Though it keeps involuntary commitments confidential, North Carolina is one of 22 states that report mental-health related information to the NICS, federal officials say.

But the number of North Carolina filings pales beside the 80,000 mental-health-related entries that Virginia has made in the NCIS database.

Since the Virginia Tech killings, there have been calls to make involuntary commitment orders an exception to medical privacy laws -- something both mental health advocates and gun rights adherents successfully opposed in 2002 when the measure was introduced in North Carolina.

"We need to lower the threshold so that all people who show signs of being a danger to themselves or others are reported," said Lisa Price, executive director of North Carolinians Against Gun Violence, a gun-control group that pushed the 2002 legislation as part of an anti-gun-trafficking package. "Keeping guns out of the wrong hands -- that's our goal."

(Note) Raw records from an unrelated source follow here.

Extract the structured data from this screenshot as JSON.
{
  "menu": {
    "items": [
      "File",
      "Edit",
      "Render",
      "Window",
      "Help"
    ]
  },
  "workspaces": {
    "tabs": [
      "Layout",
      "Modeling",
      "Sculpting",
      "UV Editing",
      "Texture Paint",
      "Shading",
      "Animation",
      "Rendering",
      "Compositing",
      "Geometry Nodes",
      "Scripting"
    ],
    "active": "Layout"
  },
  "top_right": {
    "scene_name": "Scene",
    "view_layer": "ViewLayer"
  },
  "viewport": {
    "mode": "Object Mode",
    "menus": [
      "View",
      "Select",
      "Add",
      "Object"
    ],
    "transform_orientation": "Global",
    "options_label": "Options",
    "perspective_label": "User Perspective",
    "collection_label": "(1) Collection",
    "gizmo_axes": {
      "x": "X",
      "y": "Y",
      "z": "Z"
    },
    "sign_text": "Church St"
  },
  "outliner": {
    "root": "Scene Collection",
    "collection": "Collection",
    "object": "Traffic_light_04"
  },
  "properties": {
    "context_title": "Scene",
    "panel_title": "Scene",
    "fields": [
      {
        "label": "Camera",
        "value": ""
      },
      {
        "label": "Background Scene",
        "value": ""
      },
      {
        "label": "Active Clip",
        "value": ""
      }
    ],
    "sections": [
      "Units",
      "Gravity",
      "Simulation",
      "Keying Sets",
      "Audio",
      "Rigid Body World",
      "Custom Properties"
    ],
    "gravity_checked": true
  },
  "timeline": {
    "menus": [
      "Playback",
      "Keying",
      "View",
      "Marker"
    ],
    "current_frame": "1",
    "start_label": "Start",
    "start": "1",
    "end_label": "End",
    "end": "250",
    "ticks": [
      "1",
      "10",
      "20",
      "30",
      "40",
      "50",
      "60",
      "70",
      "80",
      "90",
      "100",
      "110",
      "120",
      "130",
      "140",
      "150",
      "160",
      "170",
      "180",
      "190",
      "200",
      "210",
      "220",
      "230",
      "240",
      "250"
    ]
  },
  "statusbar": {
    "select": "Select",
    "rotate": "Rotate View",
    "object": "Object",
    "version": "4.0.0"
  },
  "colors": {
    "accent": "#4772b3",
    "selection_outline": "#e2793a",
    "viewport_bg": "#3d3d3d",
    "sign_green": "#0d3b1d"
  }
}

F. Paul Valone, president of Grass Roots North Carolina, a gun rights organization, vows to fight any attempt to remove the confidentiality cloak from involuntary commitment orders.

"The intention behind that legislation was to foment additional gun control in North Carolina, and we won't tolerate that," Valone said.

Mark Botts, an expert on mental health records and confidentiality at the UNC-Chapel Hill School of Government, said legislators already have written several exemptions into the law, including the DMV measure. Sealed court records relating to mental health treatment are also legally shared for child or elder-abuse investigations and can be unsealed if the information is considered in the public interest.

In the wake of the Virginia Tech massacre, Botts said a similar exemption should be made for the gun database.

"I don't think it has to be that polarizing," he said.